The in-service strain monitoring and damage assessment of CFRP-reinforced steel structures exhibiting closely spaced cracks present a major challenge due to the large-range detection requirements and complex crack interactions. To address these challenges and broaden the practical application of smart CFRP systems—which integrate advanced CFRP materials with Distributed Optical Fiber Sensing (DOFS) technologies—this study proposes a two-phase framework for strain monitoring and crack depth estimation in steel structures with multiple surface cracks. A theoretical model incorporating Crack Opening Displacement (COD) and crack spacing was developed to quantify strain fields induced by multiple parallel cracks, including their interaction coefficients.

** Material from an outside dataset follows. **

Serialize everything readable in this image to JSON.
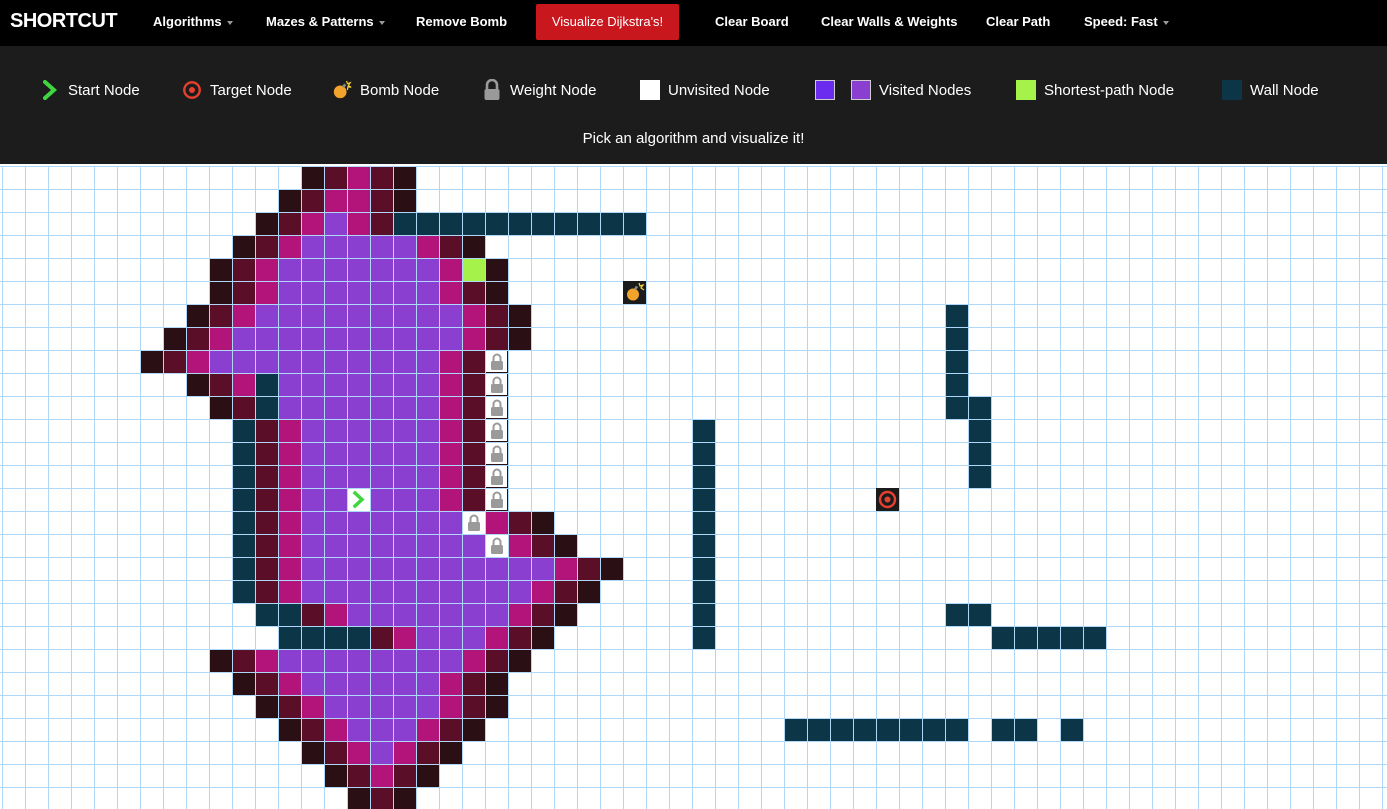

Elasto-plastic adhesive behaviour was considered in deriving inverse explicit formulations to determine COD from distributed strain measurements. A COD-based inverse model was subsequently established to track crack depth evolution. Pre-cracked steel frame specimens bonded with smart CFRP (equipped with high-resolution PPP-BOTDA sensors) were subjected to experimental and numerical analyses. The results demonstrate that, multiple closely spaced cracks increase CFRP stress by up to 30 % compared to single-crack predictions. Crack interaction effects become non-negligible when spacing distances are within 5 times the crack depth. The proposed multi-crack model was experimentally validated for strain monitor and crack depth estimation under small-scale yielding conditions, with a discrepancy between theoretical predictions and experimental measurements of less than 8 %, demonstrating good agreement. The proposed smart CFRP embedded with distributed optical fibers will be well-suited for long-term strain monitoring and quantitative crack estimation in strengthened structures with multiple surface cracks.